The insula is a type of Roman building that was built using insulae blocks to serve residential purposes. They made utilized iron bars to make small windows that were usually facing the main roads. The cost of the residential rooms varied depending on the floor; the top apartment rooms were the cheapest since they were vulnerable to fire breakout. The external and interior walls were both plastered and painted. Moreover, the bright paintings in the interior were used as a technique to light dark rooms. Also, the word Insula means apartment building according to historians of ancient Roman culture, which were designed such the rooms below the stair were used for storage purposes while the ground floor was for shops (DeLaine, 1990).

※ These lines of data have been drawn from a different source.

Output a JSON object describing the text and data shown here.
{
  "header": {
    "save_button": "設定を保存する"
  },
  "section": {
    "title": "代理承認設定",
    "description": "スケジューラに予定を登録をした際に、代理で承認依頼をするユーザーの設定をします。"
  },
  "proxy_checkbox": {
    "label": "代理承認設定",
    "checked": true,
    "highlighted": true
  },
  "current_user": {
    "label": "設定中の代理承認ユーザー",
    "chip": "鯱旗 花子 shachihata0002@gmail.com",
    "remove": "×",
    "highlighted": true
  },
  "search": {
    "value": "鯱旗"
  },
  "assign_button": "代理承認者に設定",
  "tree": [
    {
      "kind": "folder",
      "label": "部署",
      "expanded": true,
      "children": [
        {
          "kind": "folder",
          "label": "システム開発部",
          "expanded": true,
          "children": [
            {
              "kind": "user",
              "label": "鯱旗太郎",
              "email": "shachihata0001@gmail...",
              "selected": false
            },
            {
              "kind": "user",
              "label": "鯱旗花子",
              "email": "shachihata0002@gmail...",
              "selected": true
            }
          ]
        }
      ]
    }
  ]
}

The Roman culture considers temples as royal and the most important buildings. The ancient Roman religion had a duty of constructing and maintaining at least one temple and shrine in every economic city. It was designed in such a way that the main room was used to house the religious images, and a small altar was used to perform libations. Moreover, there was a room behind the main room that was also designed to serve the congregation with the storage of materials and equipment. Most of the Roman temples were constructed using stone and walled columns, which were raised higher, unlike Greek temples (Boëthius, Ling & Rasmussen, 1978).
In summary, the Romans were very innovative in the field of architecture, and they built different styles of buildings, using a variety of materials and techniques to serve political, religious, and social issues. High population densities and resources were also some reasons that compelled them to come up with brand architectural designs.
Boëthius, A., Ling, R., & Rasmussen, T. (1978). Etruscan and early Roman architecture. Yale University Press.
DeLaine, J. (1990). Structural experimentation: The lintel arch, corbel, and tie in western Roman architecture. World Archaeology, 21(3), 407-424.